La situation au Moyen-Orient demeure *extrêmement tendue* à l’approche de la fin du cessez-le-feu entre l’Iran et les États-Unis. Alors qu’une délégation américaine, menée par le vice-président JD Vance, est attendue au Pakistan pour des pourparlers, Téhéran a déjà signifié son refus de participer à ces discussions, selon la télévision d’État iranienne. Cette position renforce l’incertitude quant à l’avenir des relations diplomatiques et la stabilité de la région.
Les tensions ont été exacerbées par plusieurs événements récents. L’Iran a procédé à l’exécution de deux hommes accusés de liens avec les services de renseignement israéliens, une décision qui a été fermement condamnée par les organisations de défense des droits humains.
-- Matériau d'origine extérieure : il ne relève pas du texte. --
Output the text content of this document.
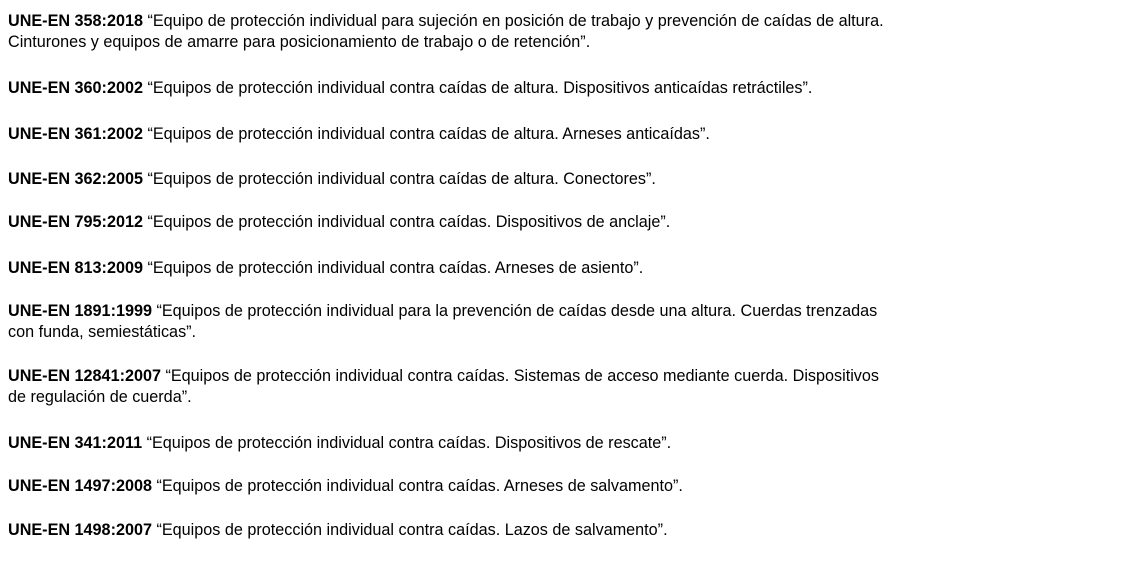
UNE-EN 358:2018 “Equipo de protección individual para sujeción en posición de trabajo y prevención de caídas de altura.
Cinturones y equipos de amarre para posicionamiento de trabajo o de retención”.

UNE-EN 360:2002 “Equipos de protección individual contra caídas de altura. Dispositivos anticaídas retráctiles”.

UNE-EN 361:2002 “Equipos de protección individual contra caídas de altura. Arneses anticaídas”.

UNE-EN 362:2005 “Equipos de protección individual contra caídas de altura. Conectores”.

UNE-EN 795:2012 “Equipos de protección individual contra caídas. Dispositivos de anclaje”.

UNE-EN 813:2009 “Equipos de protección individual contra caídas. Arneses de asiento”.

UNE-EN 1891:1999 “Equipos de protección individual para la prevención de caídas desde una altura. Cuerdas trenzadas
con funda, semiestáticas”.

UNE-EN 12841:2007 “Equipos de protección individual contra caídas. Sistemas de acceso mediante cuerda. Dispositivos
de regulación de cuerda”.

UNE-EN 341:2011 “Equipos de protección individual contra caídas. Dispositivos de rescate”.

UNE-EN 1497:2008 “Equipos de protección individual contra caídas. Arneses de salvamento”.

UNE-EN 1498:2007 “Equipos de protección individual contra caídas. Lazos de salvamento”.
Parallèlement, la marine américaine a intercepté un cargo iranien, le *Touska*, dans le golfe d’Oman, qualifié d’« acte de piraterie armée » par Téhéran qui a promis de « riposter bientôt ». Ces incidents témoignent d’une escalade des confrontations.
Sur le plan économique, le regain de tensions a eu un impact immédiat sur les marchés pétroliers. Les prix du Brent et du WTI ont bondi significativement, le baril de WTI dépassant les 90 dollars, reflétant l’inquiétude grandissante des investisseurs face à une potentielle perturbation de l’approvisionnement mondial. Le détroit d’Ormuz, voie maritime cruciale pour le transport de pétrole, a également été le théâtre de tirs de semonce sur un navire de la CMA CGM, illustrant la *fragilité* de la navigation dans cette zone.
Les déclarations de Donald Trump, menaçant de « détruire toutes les centrales électriques et tous les ponts en Iran » en cas d’échec des pourparlers, ajoutent une couche d’incertitude et de pression sur la diplomatie. Cette rhétorique agressive, couplée à l’influence de conseillers proches tels que Jared Kushner et Steve Witkoff, semble façonner une approche complexe de la part de Washington. Alors que l’Espagne appelle l’UE à rompre son accord d’association avec Israël en raison de violations du droit international, la communauté internationale observe avec inquiétude l’évolution de ce conflit régional.